The JV between DP World and France’s container operator Terminal Link — PortSynergy Group (GMP) is contracted to build and operate berths 11 and 12 at Port 2000 in Le Havre under a 34-year concession, according to a statement on Monday.
“The addition of the two new berths will enable us to secure more volume and provide high-efficiency services,” said Louis Jonquiere, managing director of GMP. “As a major hub port, the expansion in the terminal will facilitate the capture of more volume from the trade, benefiting from the momentum that has built in the region.”
DP World, the world’s largest port operator with terminals from Vancouver to Hong Kong, through its JV already has existing operations in the port of Le Havre at berth 5, according to its website.
The new concession agreement in France includes two years of studies and design, two years of civil engineering work and 30 years of operation, according to the statement. The new terminal will add a further capacity of one million Twenty-Foot Equivalent Units (TEUs), including a 700 metre-long quay and a 42-hectare site.
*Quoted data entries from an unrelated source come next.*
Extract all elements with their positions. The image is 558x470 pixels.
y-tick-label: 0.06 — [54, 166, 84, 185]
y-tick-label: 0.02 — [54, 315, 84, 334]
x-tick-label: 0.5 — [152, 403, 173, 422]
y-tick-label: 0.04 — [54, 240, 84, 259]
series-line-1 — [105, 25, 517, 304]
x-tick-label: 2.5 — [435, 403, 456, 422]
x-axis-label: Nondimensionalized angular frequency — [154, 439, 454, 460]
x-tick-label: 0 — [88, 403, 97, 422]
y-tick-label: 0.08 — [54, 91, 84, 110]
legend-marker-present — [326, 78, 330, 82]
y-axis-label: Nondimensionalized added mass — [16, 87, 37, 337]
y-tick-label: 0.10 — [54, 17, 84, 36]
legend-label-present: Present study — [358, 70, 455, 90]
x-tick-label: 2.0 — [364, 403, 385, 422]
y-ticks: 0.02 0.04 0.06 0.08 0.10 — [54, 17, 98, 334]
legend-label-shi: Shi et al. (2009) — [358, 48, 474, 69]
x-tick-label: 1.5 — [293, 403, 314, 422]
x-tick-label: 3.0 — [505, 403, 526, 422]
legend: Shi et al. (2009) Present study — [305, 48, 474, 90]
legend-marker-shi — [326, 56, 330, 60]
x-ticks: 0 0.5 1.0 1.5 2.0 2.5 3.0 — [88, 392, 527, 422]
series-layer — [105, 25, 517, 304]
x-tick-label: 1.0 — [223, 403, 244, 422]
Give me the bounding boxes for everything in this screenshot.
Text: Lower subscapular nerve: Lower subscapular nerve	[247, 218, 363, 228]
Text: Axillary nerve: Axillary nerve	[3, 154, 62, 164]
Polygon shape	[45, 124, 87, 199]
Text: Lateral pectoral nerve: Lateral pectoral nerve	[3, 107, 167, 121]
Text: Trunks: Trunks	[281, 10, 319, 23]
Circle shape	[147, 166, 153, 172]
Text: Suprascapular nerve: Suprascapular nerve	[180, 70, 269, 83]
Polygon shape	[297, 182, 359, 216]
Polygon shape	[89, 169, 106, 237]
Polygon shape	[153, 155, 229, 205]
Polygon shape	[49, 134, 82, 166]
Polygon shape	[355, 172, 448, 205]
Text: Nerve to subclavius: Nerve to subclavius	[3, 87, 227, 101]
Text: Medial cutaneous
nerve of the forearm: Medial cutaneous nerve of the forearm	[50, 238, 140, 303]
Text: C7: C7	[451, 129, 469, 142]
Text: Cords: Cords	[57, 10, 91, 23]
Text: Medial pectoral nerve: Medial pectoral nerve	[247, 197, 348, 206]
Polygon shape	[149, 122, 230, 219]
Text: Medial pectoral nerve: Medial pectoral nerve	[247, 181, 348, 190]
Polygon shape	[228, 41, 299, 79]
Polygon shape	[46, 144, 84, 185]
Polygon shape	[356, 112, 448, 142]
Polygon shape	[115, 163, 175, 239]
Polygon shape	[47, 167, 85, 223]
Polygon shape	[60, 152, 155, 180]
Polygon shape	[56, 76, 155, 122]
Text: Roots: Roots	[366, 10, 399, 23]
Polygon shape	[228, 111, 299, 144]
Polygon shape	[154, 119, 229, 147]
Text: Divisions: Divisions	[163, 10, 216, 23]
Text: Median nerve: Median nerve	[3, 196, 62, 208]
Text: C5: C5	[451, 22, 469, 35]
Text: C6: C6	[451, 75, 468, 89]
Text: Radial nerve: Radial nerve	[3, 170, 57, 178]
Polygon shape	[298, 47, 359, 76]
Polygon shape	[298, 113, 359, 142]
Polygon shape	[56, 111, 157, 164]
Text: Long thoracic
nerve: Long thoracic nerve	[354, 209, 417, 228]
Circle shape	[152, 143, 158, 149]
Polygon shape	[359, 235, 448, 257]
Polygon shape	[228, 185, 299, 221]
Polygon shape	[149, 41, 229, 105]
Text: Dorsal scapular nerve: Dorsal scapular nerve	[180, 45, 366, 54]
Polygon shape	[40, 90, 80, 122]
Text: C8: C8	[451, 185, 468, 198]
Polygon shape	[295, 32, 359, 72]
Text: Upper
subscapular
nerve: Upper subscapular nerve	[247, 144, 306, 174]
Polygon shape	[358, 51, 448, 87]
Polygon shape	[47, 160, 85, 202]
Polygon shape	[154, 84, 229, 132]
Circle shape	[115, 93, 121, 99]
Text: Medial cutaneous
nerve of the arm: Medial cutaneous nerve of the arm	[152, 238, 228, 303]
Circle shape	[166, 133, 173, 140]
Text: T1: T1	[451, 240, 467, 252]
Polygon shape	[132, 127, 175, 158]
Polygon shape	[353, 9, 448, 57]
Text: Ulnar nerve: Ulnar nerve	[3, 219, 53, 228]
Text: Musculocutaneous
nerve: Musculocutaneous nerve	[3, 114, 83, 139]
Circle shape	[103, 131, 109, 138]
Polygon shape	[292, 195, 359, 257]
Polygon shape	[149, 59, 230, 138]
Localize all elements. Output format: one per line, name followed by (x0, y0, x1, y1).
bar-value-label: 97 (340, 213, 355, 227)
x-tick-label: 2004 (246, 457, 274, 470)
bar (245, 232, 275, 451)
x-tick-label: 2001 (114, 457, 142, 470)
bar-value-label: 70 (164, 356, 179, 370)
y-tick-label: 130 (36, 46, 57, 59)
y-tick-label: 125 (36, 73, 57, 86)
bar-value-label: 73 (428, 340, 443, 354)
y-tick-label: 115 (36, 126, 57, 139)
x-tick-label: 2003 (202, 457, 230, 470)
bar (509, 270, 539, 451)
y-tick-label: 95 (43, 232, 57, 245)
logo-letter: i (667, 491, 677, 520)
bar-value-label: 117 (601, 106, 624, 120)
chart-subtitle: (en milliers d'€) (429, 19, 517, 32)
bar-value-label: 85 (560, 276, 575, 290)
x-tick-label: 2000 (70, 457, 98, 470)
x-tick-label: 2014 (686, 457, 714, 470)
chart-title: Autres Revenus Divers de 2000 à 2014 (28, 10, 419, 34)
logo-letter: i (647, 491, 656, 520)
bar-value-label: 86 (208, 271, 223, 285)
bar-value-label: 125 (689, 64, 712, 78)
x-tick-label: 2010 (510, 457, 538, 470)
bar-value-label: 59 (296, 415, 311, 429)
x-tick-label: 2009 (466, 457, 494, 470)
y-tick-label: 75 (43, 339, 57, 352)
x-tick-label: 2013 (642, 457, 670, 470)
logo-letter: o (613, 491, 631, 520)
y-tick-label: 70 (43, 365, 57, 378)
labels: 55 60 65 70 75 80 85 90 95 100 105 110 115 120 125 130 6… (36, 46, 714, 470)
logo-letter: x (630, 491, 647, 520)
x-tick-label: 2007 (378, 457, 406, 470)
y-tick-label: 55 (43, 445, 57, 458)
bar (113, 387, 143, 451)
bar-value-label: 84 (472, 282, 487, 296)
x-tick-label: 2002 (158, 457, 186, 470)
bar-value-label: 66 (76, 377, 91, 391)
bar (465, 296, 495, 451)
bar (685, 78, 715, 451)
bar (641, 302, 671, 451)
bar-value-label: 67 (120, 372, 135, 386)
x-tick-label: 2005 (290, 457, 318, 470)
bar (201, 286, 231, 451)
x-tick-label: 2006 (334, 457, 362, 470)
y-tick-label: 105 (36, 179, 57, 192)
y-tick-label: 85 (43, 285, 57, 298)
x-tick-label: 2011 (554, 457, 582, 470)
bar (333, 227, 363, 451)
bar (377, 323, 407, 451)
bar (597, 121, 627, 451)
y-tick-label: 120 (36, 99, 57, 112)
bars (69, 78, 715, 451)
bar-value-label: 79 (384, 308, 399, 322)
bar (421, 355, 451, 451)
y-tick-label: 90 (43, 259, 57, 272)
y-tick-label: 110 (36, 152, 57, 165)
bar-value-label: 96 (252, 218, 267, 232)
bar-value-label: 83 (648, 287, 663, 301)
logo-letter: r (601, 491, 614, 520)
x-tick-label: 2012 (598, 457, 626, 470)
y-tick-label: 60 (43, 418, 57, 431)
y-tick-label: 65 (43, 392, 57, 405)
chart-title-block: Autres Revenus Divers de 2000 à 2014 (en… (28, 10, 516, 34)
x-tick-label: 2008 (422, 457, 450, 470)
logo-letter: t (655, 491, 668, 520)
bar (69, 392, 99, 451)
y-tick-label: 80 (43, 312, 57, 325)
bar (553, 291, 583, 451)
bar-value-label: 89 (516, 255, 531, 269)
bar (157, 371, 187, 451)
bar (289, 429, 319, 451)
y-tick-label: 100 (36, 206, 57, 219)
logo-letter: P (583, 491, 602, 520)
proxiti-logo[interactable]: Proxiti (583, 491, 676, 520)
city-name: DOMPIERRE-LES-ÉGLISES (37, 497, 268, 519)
GMP will invest in two new container berths spanning across 700 metres.
“DP World and its partners will continue to build on the port’s important position as a key logistics hub in Europe,” Rashid Abdulla, chief executive of DP World in Europe, said.
The companies did not provide a timeline for the start or completion of the project and did not reveal the amount of investment in the new terminal.
“We aim to enable smarter trade and create a much stronger economic engine for the national and regional market,” Mr Jonquiere.
In October, Nasdaq Dubai-listed DP World said it expects full-year earnings to be in line with market expectations as it focuses on integrating recent acquisitions, managing costs and disciplined investment.
In July, DP World acquired Topaz Energy and Marine, marking its first foray into the oil and gas sector. The company has been on an investment spree since 2018 as its growth strategy evolves to include the wider logistics supply chain.
Last month DP World warned of a “challenging macro backdrop” from global trade tensions and an “uncertain” outlook from geopolitical tensions after reporting a drop in third-quarter shipping container volumes across its global terminals.
The company’s gross container volumes fell 1.6 per cent to 17.7 million TEUs compared to 18m a year ago amid declining volumes in Asia Pacific and India and flat growth in Dubai.
Threats from an escalating trade war between the US and China, the world’s two biggest economies, have been weighing on business confidence and clouding the outlook for future growth.
Geopolitical friction in the Middle East between the US and Iran has also led to tensions in the Strait of Hormuz, prompting a US-led coalition of countries to commit troops, planes and ships to accompany and track vessels passing through the Gulf. The ongoing saga of the UK’s exit from the European Union has also fuelled uncertainty and hurt business confidence.